I've been going through some of the pre-existing recipes and I absolutely love the ease-of-use of the tool, the visuals and the customization options. In my research, I am interested in error/suggestion annotation of (machine) translation. You typically annotate words/spans of the translation and label them with an existing hierarchical category (similar to the span categorization recipe). A potential addition is allowing for a comment on top of the category label for the annotator to provide some more information about their choice. Those two things, I can figure out I think.
The potentially harder issue that I am faced with is being able to incorporate the source text in the annotation scheme.

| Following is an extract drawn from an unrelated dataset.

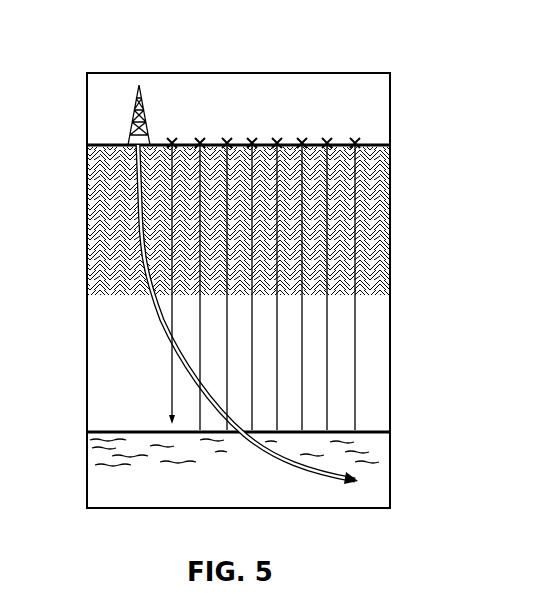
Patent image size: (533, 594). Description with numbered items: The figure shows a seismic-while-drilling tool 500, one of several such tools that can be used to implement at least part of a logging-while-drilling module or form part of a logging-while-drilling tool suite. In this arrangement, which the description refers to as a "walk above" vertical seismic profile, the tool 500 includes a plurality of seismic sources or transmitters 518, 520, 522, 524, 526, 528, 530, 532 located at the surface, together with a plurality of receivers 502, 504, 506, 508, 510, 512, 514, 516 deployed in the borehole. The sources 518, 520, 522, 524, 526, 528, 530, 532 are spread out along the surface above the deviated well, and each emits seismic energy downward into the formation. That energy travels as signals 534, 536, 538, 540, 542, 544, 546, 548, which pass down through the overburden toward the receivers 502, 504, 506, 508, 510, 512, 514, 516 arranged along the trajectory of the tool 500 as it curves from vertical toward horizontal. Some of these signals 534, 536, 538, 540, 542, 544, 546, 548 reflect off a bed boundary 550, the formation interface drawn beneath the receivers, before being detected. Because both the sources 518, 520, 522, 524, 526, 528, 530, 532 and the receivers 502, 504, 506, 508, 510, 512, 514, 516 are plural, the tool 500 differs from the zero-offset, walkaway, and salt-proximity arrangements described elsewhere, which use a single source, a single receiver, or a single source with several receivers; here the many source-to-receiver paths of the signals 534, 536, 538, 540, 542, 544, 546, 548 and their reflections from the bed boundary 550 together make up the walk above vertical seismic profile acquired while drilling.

Some errors are not mistakes in the target language (like grammatical errors) but are wrong because it is not the correct translation. It would therefore be incredibly useful to be able to link the labeled translation span to a span in the source text. This would require a couple of things, and this topic is to ask whether that is feasible at all to create myself within Prodigy (or whether there are plans to have such functionality in the future). I can think of the following:
- access to two sentences in the interface, the source sentence and the target sentence;
- ideally the option to have (read) access to other sentences in the same document;
- the ability to mar spans in both source/target (already possible with span categorization);
- the ability to link two spans to each other across source/target sentences;
- have a useful to export this information.
Linking spans to each other also seems useful for entity linking and other coreference use-cases. I guess that the hardest part would be to incorporate both a source and target sentence in a single annotation instance.
If this is not feasible within Prodigy because that's simply outside its scope, I completely understand!